En termes d’organisation, l’entreprise a donc intérêt à favoriser l’intrapreneuriat, le mécénat de compétences, le temps partiel, les horaires aménagés, les contrats de mission… 

Comment une entreprise peut valoriser ces métiers hybrides sans bouleverser son schéma d’organisation interne ?

A.C. : Qu’elle le veuille ou non, l’entreprise devra bouleverser son schéma d’organisation interne ! Nous vivons actuellement une mutation anthropologique majeure, dont nous ne voyons aujourd’hui que les prémisses et sous-estimons les impacts. Le rapport au travail notamment est en plein basculement, la nature et la qualité des relations humaines tout autant. Il est question de s’adapter aux évolutions sociétales, sans qu’aucun registre ne fasse exception. Il s’agit aussi pour les entreprises d’être en mesure de recruter et donner envie aux collaborateurs de rester et de s’investir. Et les jeunes générations sont déjà en train d’imposer leur logique, avec des besoins non négociables.

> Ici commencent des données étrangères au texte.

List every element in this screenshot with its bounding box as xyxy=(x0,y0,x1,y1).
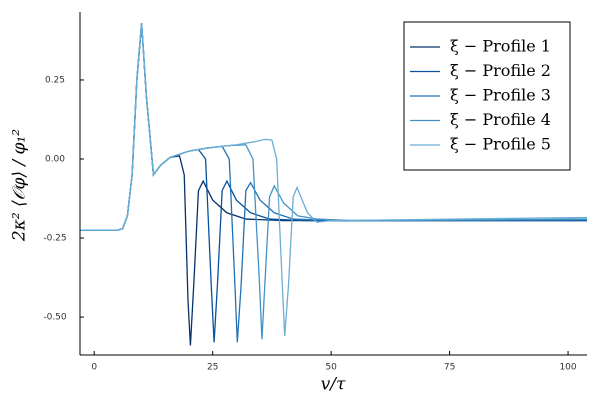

En termes d’organisation, l’entreprise a donc intérêt à favoriser l’intrapreneuriat, le mécénat de compétences, le temps partiel, les horaires aménagés, les contrats de mission… Tout cela ne crée pas directement des métiers hybrides, mais déjà les conditions favorables à ce que l’hybridation apparaisse et se développe.

Le métier hybride permettrait donc d’atteindre cette utopie avec un cocktail réussite professionnelle, épanouissement personnel et construction d’une société meilleure ?

A.C. : Le métier hybride est une manière d’atteindre un équilibre satisfaisant pour soi, pour autrui et pour le monde. Il peut effectivement permettre de combiner durablement stimulation individuelle et service aux autres. L’enjeu n’est pas d’imposer un métier hybride à chacun, mais de réhabiliter d’autres manières de concevoir les activités professionnelles. Loin d’être une utopie, il s’agit déjà d’une réalité vécue par certains, qui ne demande qu’à prendre plus d’ampleur.